Toen Guzzi’s eerste prototype op de wielen stond, was het ondernemende trio al een duo geworden na het dodelijk verongelukken van Ravelli bij een vliegtuigcrash. Guzzi en Parodi zetten hun plannen door en op 15 maart 1921 werd de Societa Anonima Moto Guzzi boven de doopvont gehouden. Als symbool voor hun onderneming kozen ze voor een vliegende adelaar, als eerbetoon aan hun verongelukte vriend en als herinnering aan hun tijd bij de luchtmacht.
Het eerste prototype verscheen een jaar eerder en was als GP (voor Guzzi-Parodi) meteen een kanjer van formaat: een 500cc-eencilinder (boring en slag 88 x 82 mm) met één bovenliggende nokkenas, een vierkleps cilinderkop met haarspeldveren, een 28,5-millimeter-AMAC-racecarburateur en goed voor 22 pk bij 5.500 toeren, in die jaren ruim voldoende voor een GP-racemachine! Dit eerste model had al de constructieve kenmerken die Guzzi’s 500cc-eencilinders die werden geproduceerd tussen 1921 en 1976 zouden karakteriseren: een boring en slag van 88 x 82 millimeter, de horizontale cilinder, de krukas en de versnellingsbak in één en hetzelfde carter, het massieve vliegwiel en de door tandwielen aangedreven primaire transmissie.
Indrukwekkende reeks eencilinders
De vierklepper kostte echter te veel om in serieproductie te gaan, waarop Carlo opnieuw achter de tekentafel kroop en de Normale op poten zette. De klepbediening geschiedde nu via een kop/zijklep-distributie, heel wat goedkoper en voldoende voor een dagelijks te gebruiken motorfiets.
Daarbij werd de inlaat-zijklep rechtstreeks door de onderliggende nokkenas bediend. Die stuurde via inwendige hefboompjes tevens de uitlaat-kopklep en een uitwendige tuimelaar aan, die genoot van de koelende rijwind.

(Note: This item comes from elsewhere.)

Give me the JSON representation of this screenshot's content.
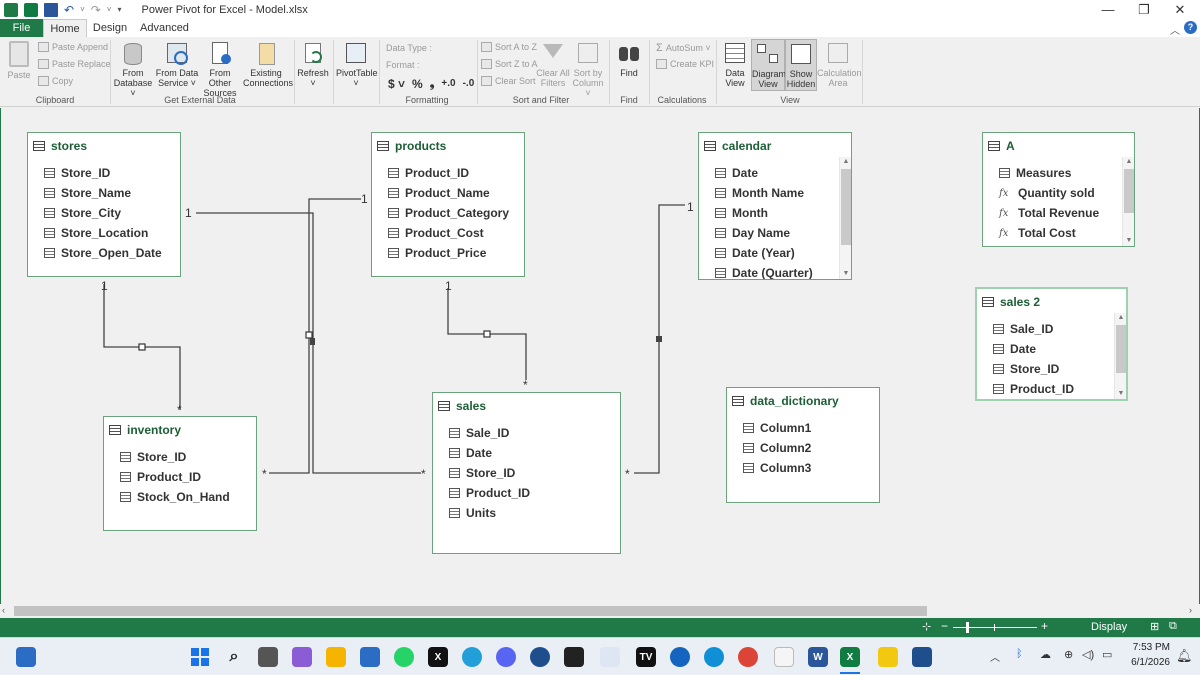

Het blok leverde 8,5 pk bij 3.400 toeren en had een droog carter en een uitwendige tandwielpomp. De vonken kwamen van een Bosch-magneet. Het concept van de blokmotor bleef ongewijzigd. Deze eerste Guzzi-seriemotor zat in een laag, uit ronde pijp en persstaalplaten opgetrokken star frame met vooraan een parallellogramvork. De benzinetank zat tussen de bovenste framebuizen en droeg bovenop de afzonderlijk gemonteerde olietank. Van de 26-inch-wielen was enkel het achterste geremd. Ondanks Carlo Guzzi’s terughoudendheid bracht Aldo Finzi, de toenmalige rechterhand van Mussolini, de Normale onder de publieke belangstelling door zijn succesvolle deelname aan de langeafstandsrace Milaan-Napels in 1921. Nauwelijks vier weken later zegevierde Aldo’s broer Gino in de beruchte Targa Florio van Palermo.
Opvolger voor Normale
In 1923 verscheen de ultrasportieve 500cc-C2V (van Corsa Due Valvole), die als Gran Fondo (langeafstandsraces) Guzzi’s naam zou uitdragen. De distributie bestond uit parallelle kopkleppen, bediend door open parallelle stoters en tuimelaars en gecontroleerd door één enkele haarspeldveer per klep. De 500cc-C2V had een compressieverhouding van 5,25 op 1, leverde 17 pk bij 4.200 toeren, woog 130 kilo en bereikte een topsnelheid van 120 km/u. De dubbele ontsteking geschiedde door een Bosch-magneet naar de beide, radiaal in de kop geplaatste bougies. Er waren drie versnellingen aan boord, die door een hefboom aan de benzinetank met de hand werden geschakeld. Het buizenframe was erg laag en achteraan niet afgeveerd. Vooraan zat een parallellogramvork, voorzien van een regelbare demper in schaarvorm. Opvallend was het ontbreken van een voorrem, die later wel als optie te koop was. De succesvolle C2V werd in 1924 opgevolgd door de C4V (Corsa Quattro Valvole) met een bovennokker met vier kleppen, die al snel Guzzi’s eerste officiële racemachine zou worden en met 22 pk bij 5.500 toeren aan boord goed was voor een top van 150 km/u.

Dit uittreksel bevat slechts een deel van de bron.